Сгрудившись у двери, все быстро вышли.
– Дверь притвори. – Князь пожелал встать, но, охнув, опустился на место.
Бронеслав затворил дверь и вернулся к нему. Олекса спросил:
– Ты меня нашел?
– Еще – Досифей, Степан и Вавила.
– Наши все перебиты?
– На поляне в лесу полегли. Тебя, княже, по следам в снегу отыскали в глубине леса, в избушке.
– В избу заходил?
– Ты сам вышел навстречу. Меч поднял, да, видать, сил не осталось. Упал как подкошенный.
– Крови много потерял… Кого еще видел?
– Окромя тебя – никого. Со снега подхватили, на Кудряша, и – дай Боже ходу.
– Избенку ту запомнил?
– Сложена в лапу
[15] из необтесанных бревен.
– Не о том я! – повысил голос Олекса. – Дорогу, если надо, найдешь?
– Кто ж его знает… – засомневался Бронеслав. – Стоит она в глубине леса, между болотами.
– Болота теперь мерзлые.
– А я разве что говорю?

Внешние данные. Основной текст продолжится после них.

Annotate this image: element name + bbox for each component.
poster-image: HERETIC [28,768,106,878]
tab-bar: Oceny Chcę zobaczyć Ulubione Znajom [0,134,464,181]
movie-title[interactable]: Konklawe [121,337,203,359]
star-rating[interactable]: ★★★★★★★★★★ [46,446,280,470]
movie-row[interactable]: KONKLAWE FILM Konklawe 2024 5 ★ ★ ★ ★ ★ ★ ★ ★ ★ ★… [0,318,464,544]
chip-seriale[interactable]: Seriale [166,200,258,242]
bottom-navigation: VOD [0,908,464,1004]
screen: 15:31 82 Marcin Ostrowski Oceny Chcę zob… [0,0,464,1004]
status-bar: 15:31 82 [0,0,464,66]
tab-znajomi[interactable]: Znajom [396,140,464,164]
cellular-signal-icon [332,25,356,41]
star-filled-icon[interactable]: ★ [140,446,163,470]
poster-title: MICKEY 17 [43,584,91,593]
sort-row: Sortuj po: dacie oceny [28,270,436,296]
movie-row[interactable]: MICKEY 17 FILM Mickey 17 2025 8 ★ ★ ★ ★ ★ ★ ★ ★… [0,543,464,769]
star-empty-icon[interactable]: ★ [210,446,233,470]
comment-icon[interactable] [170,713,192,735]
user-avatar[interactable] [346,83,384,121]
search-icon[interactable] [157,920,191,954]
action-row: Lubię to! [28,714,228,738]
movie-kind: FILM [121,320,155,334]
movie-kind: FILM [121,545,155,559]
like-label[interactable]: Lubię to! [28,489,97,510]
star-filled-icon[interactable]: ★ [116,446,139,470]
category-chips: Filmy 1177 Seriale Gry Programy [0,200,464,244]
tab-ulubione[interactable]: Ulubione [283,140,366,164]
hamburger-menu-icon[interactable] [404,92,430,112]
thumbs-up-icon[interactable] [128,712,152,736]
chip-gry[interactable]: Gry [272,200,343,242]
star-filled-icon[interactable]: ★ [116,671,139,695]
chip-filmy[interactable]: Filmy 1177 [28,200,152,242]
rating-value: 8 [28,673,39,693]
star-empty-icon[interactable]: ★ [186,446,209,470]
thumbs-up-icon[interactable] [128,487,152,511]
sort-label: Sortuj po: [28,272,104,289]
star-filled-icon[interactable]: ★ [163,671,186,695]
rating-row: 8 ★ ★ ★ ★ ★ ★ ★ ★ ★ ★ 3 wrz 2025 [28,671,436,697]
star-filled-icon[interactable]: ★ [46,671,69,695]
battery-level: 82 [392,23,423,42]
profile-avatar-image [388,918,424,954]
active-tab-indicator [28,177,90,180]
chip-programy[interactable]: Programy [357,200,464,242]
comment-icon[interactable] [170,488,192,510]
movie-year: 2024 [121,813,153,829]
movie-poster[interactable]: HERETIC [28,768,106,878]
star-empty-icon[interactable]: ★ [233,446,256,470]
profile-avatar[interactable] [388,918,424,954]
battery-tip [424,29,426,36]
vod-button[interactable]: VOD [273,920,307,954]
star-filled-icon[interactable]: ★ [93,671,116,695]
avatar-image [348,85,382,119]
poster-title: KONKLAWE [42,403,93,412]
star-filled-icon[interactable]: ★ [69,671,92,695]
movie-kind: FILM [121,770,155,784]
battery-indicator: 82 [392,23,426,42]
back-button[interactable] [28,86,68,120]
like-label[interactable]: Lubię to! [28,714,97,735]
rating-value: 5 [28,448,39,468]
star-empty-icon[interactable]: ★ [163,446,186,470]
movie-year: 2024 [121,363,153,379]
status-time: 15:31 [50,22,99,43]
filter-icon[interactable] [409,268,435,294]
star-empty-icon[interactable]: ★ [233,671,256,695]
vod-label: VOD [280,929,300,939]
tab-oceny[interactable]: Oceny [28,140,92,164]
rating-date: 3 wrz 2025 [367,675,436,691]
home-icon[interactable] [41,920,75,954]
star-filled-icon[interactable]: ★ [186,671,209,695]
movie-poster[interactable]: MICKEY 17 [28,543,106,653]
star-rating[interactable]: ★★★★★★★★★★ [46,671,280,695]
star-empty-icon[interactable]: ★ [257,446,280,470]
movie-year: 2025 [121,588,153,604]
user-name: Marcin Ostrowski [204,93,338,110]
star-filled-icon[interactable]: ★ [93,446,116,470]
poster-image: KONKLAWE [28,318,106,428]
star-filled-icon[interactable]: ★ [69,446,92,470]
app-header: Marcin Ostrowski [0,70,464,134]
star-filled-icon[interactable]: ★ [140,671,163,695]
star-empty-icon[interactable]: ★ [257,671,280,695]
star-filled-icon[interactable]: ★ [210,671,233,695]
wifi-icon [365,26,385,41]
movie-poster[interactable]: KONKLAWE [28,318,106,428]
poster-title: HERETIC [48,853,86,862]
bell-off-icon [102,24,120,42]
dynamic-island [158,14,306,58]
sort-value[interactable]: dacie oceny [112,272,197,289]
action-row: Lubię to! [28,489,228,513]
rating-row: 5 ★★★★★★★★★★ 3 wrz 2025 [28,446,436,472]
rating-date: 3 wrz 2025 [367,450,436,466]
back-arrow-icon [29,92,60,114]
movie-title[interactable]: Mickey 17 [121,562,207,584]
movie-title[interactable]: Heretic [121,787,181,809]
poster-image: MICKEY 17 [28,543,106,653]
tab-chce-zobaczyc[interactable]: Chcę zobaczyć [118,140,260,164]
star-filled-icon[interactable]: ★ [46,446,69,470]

Ежели велишь – отыщу.
– Потом… – Князь устало прикрыл глаза.
В палаты вошла Устинья:
– Лекарь прибыл…
* * *
Варвара подняла голову и оглядела убогое нутро избушки. В очаге булькала похлебка, у окна на лавке дремал старик-травник.
Она опустила ноги с лежанки, ступила на разбросанную по земляному полу солому и попыталась подняться, но встала только с третьего раза. Согнувшись, как старуха, одернула полотняную рубаху и отыскала свои порты, которые висели у печки. Там же был ее кожаный шлем. Она нашла сапоги и, сев на лавку, начала одеваться. Каждое движение давалось ей с трудом и отдавалось болью в груди.
Варвара замерла, когда заметила, что за окном кто-то есть. Потом подошла ближе и сквозь мутный бычий пузырь увидела белую лошадь. Схватив тулуп старика, она вышла на улицу и уткнулась в лошадиную морду:
– Юрок… Юрок, как же ты меня отыскал?
Конь жалобно фыркнул и опустил голову. Вцепившись в гриву, Варвара буквально заползла на него: закинула одну ногу и на мгновенье потеряла сознание, однако в седле удержалась. Усевшись крепче, припала к гриве коня и тронула поводья:
– Домой, Юрок… Вези меня домой.
* * *
Наутро Олекса почувствовал себя лучше и, когда жена подала ему в постель кулебяку с семгой и сорочинскую пшенную кашу с изюмом, почувствовал голод. Глядя, как он ест, Устинья подала ему ковш с киселем:
– Поговорил бы ты с Бронеславом…
– С чего это?
– Жох
[16] долгоносый! Ни одной девки мимо не пропустит. Одной колечко посулит, другой монисто серебряное. Девки – дуры, долго не упираются, поплачут опосля, да и дело с концом. А то и зачинают блудить да бегать к волховным жонкам плод выводить. Хорошо, что не топиться в Ильмень-озере со стыда.